The structural repairs came with a price tag of around $150,000, much higher than OBSD was hoping for when it put the project out for bid but one that it was able to afford because of the fiscally conservative approach the district has taken, Superintendent Amy Huntley said.
Repairs were completed throughout the structure, including below the stadium’s western end. New posts and triangular brackets were installed to replace an eroding post, and are now carrying much of the weight and support. Chris Patana, OBSD facilities maintenance director, said with these repairs he’s now not as concerned about a small earthquake causing that side to collapse, which was a serious concern before the fix.

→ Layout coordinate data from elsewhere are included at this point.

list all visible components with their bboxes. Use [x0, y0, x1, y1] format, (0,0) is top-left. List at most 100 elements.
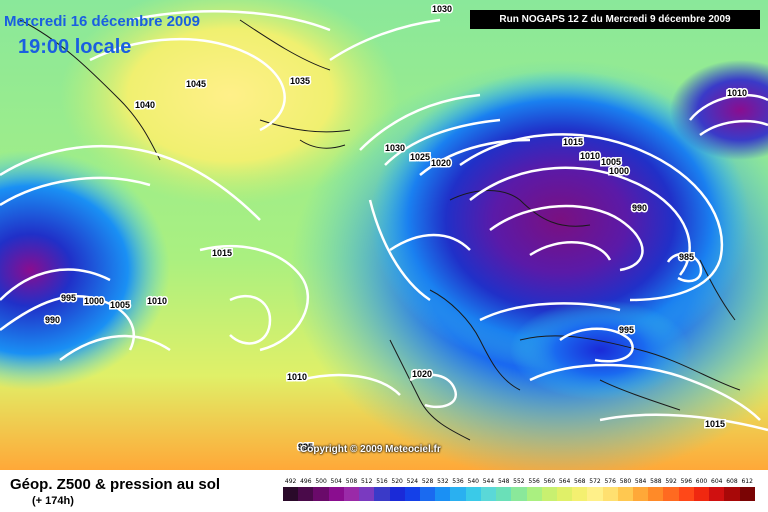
isobar-label: 995	[61, 293, 76, 303]
isobar-label: 1010	[147, 296, 167, 306]
isobar-label: 1015	[563, 137, 583, 147]
isobar-label: 1020	[412, 369, 432, 379]
scale-tick-label: 508	[345, 478, 358, 485]
scale-swatch	[511, 487, 527, 501]
isobar-label: 985	[679, 252, 694, 262]
scale-swatch	[404, 487, 420, 501]
isobar-label: 1015	[705, 419, 725, 429]
scale-tick-label: 492	[284, 478, 297, 485]
scale-swatch	[298, 487, 314, 501]
scale-swatch	[374, 487, 390, 501]
scale-swatch	[450, 487, 466, 501]
scale-tick-label: 528	[421, 478, 434, 485]
scale-tick-label: 536	[452, 478, 464, 485]
north-east-low-field	[670, 60, 768, 160]
scale-tick-label: 548	[497, 478, 510, 485]
scale-swatch	[496, 487, 512, 501]
scale-swatch	[633, 487, 649, 501]
isobar-label: 1040	[135, 100, 155, 110]
scale-tick-label: 520	[391, 478, 403, 485]
weather-map: 1030 1045 1040 1035 1030 1025 1020 1015 …	[0, 0, 768, 470]
isobar-label: 1000	[609, 166, 629, 176]
scale-swatch	[359, 487, 375, 501]
scale-tick-label: 600	[695, 478, 708, 485]
model-run-label: Run NOGAPS 12 Z du Mercredi 9 décembre 2…	[470, 10, 760, 29]
scale-swatch	[343, 487, 360, 501]
scale-swatch	[724, 487, 740, 501]
scale-tick-label: 540	[467, 478, 479, 485]
forecast-time: 19:00 locale	[18, 36, 132, 58]
scale-tick-label: 608	[726, 478, 738, 485]
color-scale: 492 496 500 504 508 512 516 520 524 528 532 536 540 5…	[283, 478, 755, 508]
isobar-labels: 1030 1045 1040 1035 1030 1025 1020 1015 …	[44, 3, 749, 454]
isobar-label: 990	[632, 203, 647, 213]
scale-tick-label: 500	[315, 478, 327, 485]
scale-tick-label: 544	[482, 478, 495, 485]
scale-tick-label: 516	[376, 478, 388, 485]
scale-swatch	[678, 487, 694, 501]
color-scale-ticks: 492 496 500 504 508 512 516 520 524 528 532 536 540 5…	[283, 478, 755, 485]
scale-tick-label: 504	[330, 478, 342, 485]
scale-tick-label: 532	[437, 478, 449, 485]
legend-title: Géop. Z500 & pression au sol	[10, 476, 221, 493]
scale-swatch	[709, 487, 725, 501]
scale-swatch	[465, 487, 481, 501]
scale-tick-label: 596	[680, 478, 693, 485]
isobar-label: 1025	[410, 152, 430, 162]
scale-swatch	[541, 487, 557, 501]
south-east-low-field	[510, 300, 690, 400]
scale-tick-label: 572	[589, 478, 601, 485]
scale-tick-label: 604	[711, 478, 723, 485]
isobar-label: 1010	[287, 372, 307, 382]
isobar-label: 1005	[110, 300, 130, 310]
isobar-label: 1030	[432, 4, 452, 14]
isobar-label: 1015	[212, 248, 232, 258]
scale-tick-label: 524	[406, 478, 419, 485]
forecast-date: Mercredi 16 décembre 2009	[4, 13, 200, 30]
scale-swatch	[435, 487, 451, 501]
scale-swatch	[648, 487, 664, 501]
copyright-notice: Copyright © 2009 Meteociel.fr	[300, 444, 441, 455]
scale-swatch	[480, 487, 497, 501]
isobar-label: 995	[298, 442, 313, 452]
forecast-hour: (+ 174h)	[32, 495, 74, 507]
scale-swatch	[693, 487, 710, 501]
scale-swatch	[526, 487, 542, 501]
high-pressure-field	[60, 0, 400, 205]
isobar-label: 1020	[431, 158, 451, 168]
scale-tick-label: 612	[741, 478, 753, 485]
isobar-label: 1010	[727, 88, 747, 98]
scale-tick-label: 552	[513, 478, 525, 485]
scale-tick-label: 588	[650, 478, 662, 485]
scale-swatch	[328, 487, 344, 501]
scale-swatch	[617, 487, 634, 501]
scale-tick-label: 584	[634, 478, 647, 485]
scale-tick-label: 560	[543, 478, 556, 485]
coastlines	[19, 19, 741, 441]
scale-swatch	[602, 487, 618, 501]
isobars	[0, 10, 768, 432]
scale-swatch	[663, 487, 679, 501]
isobar-label: 1000	[84, 296, 104, 306]
scale-tick-label: 592	[665, 478, 677, 485]
scale-tick-label: 564	[558, 478, 571, 485]
scale-tick-label: 496	[300, 478, 312, 485]
scale-swatch	[572, 487, 588, 501]
scale-swatch	[556, 487, 573, 501]
isobar-label: 1045	[186, 79, 206, 89]
isobar-label: 995	[619, 325, 634, 335]
scale-swatch	[389, 487, 405, 501]
central-low-field	[370, 70, 750, 370]
scale-swatch	[313, 487, 329, 501]
scale-tick-label: 576	[604, 478, 616, 485]
isobar-label: 1030	[385, 143, 405, 153]
scale-tick-label: 568	[574, 478, 586, 485]
scale-tick-label: 512	[360, 478, 373, 485]
isobar-label: 990	[45, 315, 60, 325]
scale-swatch	[739, 487, 755, 501]
scale-swatch	[419, 487, 436, 501]
color-scale-swatches	[283, 487, 755, 501]
isobar-label: 1035	[290, 76, 310, 86]
scale-swatch	[283, 487, 299, 501]
scale-swatch	[587, 487, 603, 501]
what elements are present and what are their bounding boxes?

Triangular brackets were also installed below the stadium’s eastern end, directly underneath seating areas. The intent of the brackets, Patana said, is to provide support and allow for seating on both sides of the stadium.
More triangular brackets were installed up on the concourse area to support the structure. Old turnbuckles were also replaced with new, specially designed turnbuckles, helping to keep the roof trusses stable going from side-to-side. One of the old turnbuckles had broken and fell, and any type of earth movement could have caused serious damage.
The work done this summer will allow people to be seated in the whole stadium and use the concession stand area. But certain areas will remain off-limits to visitors, including ramps and a stairwell by the concession stand concourse area that goes below the stadium. Restrooms on the concourse will also remain off-limits.
“We look to pretty much be back in business,” Patana said.